The difference is that Banners, a low-key bistro where no two chairs are the same and whose patrons include the musicians, artists, and media types who dot this leafy corner of the capital, donates all the money it makes on tap water to WaterAid, a UK charity that helps some of the 1.1 billion people in the world for whom a glass of safe drinking water is just a dream.
Banner's brainchild has been so successful – more than 6,000 diners have so far donated more than £10,000 – WaterAid has taken on her initiative and is in talks with at least one major restaurant chain in the hope that, soon, all the country's food outlets will start offering water for small change that could make a big difference.
"It's outrageous that in the 21st century a sixth of the world's population can't get clean water," says WaterAid's fundraising chief, Alan Machin, who heads up the charity's Tap into WaterAid campaign. "If one restaurant in London can raise £10,000, a significant sum in the world's poorest nations, think what we could do as a country."
Banner, the former partner of the troubled radio presenter Andy Kershaw, was inspired by a growing consciousness that in the UK we take for granted easy access to tap water. But, concerned that customers might sniff at a charge for what she calls "one of the last free things in life", Banner sat on her bright idea. "People told me I was mad, and when I went round to other restaurants, and showed them information packs, it was like hitting my head against a brick wall," she recalls, "but I had a feeling that it would work."
And work it did. Banner slipped information sheets into her menus, whose pages bulge with exotic offerings such as Cambodian chicken skewers and Malaysian fish curry, and the pennies soon started piling up. "The response was fantastic," she gushes, "the customers were so tickled by it because it seems so cheeky to ask people to pay for tap water, but they loved it."
Banners still feeds and waters diners who prefer not to donate, and the restaurant continues to stock mineral water, but Banner says sales of bottled water are down.

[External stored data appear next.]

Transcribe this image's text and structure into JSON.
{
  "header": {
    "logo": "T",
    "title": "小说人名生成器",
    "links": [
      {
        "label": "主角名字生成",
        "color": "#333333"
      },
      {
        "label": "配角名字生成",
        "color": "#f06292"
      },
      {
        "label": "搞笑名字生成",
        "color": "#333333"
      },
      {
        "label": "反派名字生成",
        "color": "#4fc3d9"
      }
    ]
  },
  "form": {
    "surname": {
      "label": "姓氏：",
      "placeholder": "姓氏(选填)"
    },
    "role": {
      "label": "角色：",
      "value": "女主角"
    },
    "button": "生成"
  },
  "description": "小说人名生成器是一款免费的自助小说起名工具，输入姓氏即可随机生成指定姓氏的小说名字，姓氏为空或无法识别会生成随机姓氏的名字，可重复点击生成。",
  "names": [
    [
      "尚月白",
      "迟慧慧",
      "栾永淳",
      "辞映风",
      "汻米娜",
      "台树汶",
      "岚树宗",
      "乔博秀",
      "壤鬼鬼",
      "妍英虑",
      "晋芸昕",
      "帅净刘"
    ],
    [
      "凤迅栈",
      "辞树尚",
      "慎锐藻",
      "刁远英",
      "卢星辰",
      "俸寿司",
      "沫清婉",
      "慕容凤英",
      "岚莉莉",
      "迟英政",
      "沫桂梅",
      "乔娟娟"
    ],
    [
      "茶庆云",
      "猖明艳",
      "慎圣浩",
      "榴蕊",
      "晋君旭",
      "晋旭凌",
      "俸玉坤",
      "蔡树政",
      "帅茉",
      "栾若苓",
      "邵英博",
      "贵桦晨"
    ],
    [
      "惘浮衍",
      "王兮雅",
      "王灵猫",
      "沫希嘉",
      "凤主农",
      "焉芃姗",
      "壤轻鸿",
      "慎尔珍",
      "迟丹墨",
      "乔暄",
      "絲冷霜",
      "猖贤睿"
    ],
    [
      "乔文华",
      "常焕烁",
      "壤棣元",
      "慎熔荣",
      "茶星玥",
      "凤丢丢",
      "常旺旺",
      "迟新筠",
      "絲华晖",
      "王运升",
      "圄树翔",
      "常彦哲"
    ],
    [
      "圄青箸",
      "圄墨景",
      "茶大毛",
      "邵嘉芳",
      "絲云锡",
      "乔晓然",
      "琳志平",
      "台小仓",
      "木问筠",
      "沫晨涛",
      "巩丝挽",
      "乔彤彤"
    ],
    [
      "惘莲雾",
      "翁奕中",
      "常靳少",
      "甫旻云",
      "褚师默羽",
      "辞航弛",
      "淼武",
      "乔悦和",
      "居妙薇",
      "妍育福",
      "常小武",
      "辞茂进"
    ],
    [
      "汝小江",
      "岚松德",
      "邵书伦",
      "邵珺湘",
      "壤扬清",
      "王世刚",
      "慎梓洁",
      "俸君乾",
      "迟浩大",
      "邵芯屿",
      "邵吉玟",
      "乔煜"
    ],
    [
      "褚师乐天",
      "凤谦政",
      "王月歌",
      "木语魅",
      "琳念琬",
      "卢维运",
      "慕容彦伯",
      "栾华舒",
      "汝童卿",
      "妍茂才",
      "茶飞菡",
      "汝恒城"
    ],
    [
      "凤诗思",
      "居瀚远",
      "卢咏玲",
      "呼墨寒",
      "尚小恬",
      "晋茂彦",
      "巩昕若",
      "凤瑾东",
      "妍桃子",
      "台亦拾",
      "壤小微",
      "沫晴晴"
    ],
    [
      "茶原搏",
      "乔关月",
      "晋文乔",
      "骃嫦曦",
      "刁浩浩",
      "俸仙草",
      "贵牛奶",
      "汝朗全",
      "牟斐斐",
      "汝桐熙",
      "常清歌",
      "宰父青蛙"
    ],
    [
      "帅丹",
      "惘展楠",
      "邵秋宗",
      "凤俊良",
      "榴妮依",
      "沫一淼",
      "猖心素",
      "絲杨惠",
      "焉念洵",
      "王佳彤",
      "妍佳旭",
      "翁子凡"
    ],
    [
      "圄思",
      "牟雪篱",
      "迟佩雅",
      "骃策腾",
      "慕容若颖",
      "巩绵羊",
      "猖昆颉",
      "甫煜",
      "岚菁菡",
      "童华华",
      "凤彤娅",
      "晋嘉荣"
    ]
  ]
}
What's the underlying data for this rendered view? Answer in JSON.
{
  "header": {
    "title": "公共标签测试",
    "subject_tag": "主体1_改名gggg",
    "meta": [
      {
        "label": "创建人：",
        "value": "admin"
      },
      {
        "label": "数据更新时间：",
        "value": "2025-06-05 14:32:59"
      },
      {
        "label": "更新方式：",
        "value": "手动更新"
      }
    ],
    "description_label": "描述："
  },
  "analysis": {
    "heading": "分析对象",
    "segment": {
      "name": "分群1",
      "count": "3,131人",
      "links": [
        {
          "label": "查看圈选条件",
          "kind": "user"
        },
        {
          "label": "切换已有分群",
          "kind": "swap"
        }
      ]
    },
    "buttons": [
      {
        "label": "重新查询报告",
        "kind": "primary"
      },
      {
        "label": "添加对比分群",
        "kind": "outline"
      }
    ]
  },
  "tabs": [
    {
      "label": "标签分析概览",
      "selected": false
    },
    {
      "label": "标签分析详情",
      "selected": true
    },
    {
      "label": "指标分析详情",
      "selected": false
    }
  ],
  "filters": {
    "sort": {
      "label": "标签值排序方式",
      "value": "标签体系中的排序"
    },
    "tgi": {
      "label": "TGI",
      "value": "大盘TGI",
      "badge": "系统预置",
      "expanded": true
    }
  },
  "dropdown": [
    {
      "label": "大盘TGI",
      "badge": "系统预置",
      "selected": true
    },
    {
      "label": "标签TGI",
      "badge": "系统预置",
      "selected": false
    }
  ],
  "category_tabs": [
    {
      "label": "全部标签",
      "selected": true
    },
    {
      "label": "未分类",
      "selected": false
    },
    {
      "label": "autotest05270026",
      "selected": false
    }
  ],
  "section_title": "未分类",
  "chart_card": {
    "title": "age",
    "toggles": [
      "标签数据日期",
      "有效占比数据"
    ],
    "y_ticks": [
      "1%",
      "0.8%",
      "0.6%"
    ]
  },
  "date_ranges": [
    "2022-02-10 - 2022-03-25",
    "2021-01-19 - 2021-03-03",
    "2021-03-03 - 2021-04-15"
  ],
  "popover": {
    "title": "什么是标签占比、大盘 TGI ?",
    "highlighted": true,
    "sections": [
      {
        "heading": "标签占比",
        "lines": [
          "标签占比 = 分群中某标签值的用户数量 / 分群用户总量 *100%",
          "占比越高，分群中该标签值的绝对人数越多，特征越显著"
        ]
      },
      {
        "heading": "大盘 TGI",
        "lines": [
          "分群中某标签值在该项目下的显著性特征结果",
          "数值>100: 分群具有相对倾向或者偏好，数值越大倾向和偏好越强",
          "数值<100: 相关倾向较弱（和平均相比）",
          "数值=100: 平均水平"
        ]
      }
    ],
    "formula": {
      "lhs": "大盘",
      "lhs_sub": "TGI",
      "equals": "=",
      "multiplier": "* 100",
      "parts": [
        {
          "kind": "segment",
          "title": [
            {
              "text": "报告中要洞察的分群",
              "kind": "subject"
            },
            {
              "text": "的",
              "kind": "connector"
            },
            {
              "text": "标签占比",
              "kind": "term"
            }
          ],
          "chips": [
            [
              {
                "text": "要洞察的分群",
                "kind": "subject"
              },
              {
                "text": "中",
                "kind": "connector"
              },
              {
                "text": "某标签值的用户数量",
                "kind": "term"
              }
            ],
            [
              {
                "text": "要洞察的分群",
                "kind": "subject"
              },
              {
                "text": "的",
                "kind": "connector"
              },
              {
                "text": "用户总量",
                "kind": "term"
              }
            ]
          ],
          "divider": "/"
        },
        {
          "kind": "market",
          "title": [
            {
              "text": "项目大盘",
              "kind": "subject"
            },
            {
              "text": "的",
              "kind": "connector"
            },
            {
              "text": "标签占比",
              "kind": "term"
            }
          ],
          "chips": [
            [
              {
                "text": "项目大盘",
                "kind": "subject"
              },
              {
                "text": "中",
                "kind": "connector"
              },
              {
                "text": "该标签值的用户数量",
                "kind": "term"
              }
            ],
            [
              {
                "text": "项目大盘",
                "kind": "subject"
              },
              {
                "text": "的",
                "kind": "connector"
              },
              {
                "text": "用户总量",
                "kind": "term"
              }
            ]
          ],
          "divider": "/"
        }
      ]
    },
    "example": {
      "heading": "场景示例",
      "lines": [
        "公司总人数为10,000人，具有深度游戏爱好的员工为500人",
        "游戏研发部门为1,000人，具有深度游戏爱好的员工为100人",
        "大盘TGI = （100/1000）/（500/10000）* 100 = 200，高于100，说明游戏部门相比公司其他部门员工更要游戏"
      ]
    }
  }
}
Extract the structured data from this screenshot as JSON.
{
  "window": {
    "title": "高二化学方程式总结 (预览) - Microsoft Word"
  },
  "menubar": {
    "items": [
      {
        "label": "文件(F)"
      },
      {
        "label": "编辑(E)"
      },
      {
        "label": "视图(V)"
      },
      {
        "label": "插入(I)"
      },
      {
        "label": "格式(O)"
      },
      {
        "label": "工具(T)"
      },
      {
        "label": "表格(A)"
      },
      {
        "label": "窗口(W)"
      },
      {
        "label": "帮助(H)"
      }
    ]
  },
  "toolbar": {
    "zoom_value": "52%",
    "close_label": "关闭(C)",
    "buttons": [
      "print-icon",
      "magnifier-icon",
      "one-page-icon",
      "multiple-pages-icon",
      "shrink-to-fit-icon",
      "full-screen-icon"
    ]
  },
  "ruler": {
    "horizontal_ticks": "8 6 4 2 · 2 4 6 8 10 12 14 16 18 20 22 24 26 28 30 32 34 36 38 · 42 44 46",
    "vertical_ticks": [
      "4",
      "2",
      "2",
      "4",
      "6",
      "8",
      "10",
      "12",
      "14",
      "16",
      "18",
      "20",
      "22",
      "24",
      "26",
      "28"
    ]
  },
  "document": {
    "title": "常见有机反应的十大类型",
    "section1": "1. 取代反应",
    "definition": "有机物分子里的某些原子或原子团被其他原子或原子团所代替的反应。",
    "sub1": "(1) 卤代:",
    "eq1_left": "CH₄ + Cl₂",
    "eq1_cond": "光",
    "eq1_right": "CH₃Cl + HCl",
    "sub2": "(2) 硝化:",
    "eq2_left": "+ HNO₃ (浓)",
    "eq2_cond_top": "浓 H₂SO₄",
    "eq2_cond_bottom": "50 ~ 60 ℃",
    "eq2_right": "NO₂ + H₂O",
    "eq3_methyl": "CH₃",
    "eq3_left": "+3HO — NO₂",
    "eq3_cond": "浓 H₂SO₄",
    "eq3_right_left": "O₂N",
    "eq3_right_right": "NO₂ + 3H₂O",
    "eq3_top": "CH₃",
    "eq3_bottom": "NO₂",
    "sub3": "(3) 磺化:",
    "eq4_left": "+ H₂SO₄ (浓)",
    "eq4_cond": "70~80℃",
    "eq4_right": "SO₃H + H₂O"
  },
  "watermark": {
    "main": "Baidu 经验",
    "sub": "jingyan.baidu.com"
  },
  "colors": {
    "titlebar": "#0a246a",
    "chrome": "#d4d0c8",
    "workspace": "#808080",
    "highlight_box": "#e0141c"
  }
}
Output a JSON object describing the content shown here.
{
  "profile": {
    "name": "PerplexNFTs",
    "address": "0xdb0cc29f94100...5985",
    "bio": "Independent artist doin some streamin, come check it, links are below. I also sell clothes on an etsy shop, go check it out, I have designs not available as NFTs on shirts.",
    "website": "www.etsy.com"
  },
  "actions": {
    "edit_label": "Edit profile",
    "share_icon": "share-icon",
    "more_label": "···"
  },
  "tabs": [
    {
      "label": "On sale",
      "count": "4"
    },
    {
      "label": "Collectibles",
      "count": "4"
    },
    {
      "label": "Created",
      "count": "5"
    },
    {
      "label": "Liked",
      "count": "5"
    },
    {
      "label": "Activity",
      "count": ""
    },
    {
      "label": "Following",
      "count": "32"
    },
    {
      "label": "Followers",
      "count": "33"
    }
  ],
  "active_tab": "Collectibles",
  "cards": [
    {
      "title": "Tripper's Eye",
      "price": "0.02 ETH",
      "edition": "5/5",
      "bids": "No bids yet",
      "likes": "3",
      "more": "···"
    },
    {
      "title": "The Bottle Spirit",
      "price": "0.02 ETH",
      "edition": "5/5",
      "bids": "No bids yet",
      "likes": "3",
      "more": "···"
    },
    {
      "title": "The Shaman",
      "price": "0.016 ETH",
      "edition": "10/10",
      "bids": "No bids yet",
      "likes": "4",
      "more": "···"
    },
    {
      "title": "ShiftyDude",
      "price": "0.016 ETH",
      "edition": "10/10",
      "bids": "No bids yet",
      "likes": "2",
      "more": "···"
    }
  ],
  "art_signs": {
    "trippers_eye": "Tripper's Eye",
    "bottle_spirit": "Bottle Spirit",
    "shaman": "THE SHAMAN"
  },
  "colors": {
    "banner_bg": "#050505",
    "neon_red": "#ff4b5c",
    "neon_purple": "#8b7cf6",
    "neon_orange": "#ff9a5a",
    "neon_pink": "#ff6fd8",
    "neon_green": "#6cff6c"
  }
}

The news will delight campaigners who say our national obsession with packaged water – the industry is worth £2bn in the UK alone – is "morally indefensible".
Defra minister Phil Woolas invoked the ire of the bottled water industry by making the comments on the BBC's Panorama last month. But he is unrepentant: "I find it arrogant and in defiance of all logic that there are more than a billion people in the world who don't have access to safe water and yet, here we are with pure water on tap, buying the stuff in bottles. I'll say it again – it's morally indefensible."
Every day, we knock back some six million litres of bottled water in the UK – enough to fill almost two Olympic swimming pools. We pay an average 95p a litre, almost 1,000 times the price of the average litre of tap water. The industry, which has grown 200-fold in the past 40 years, produces 200,000 tons of carbon dioxide a year as firms ship in half a million bottles, the majority from France.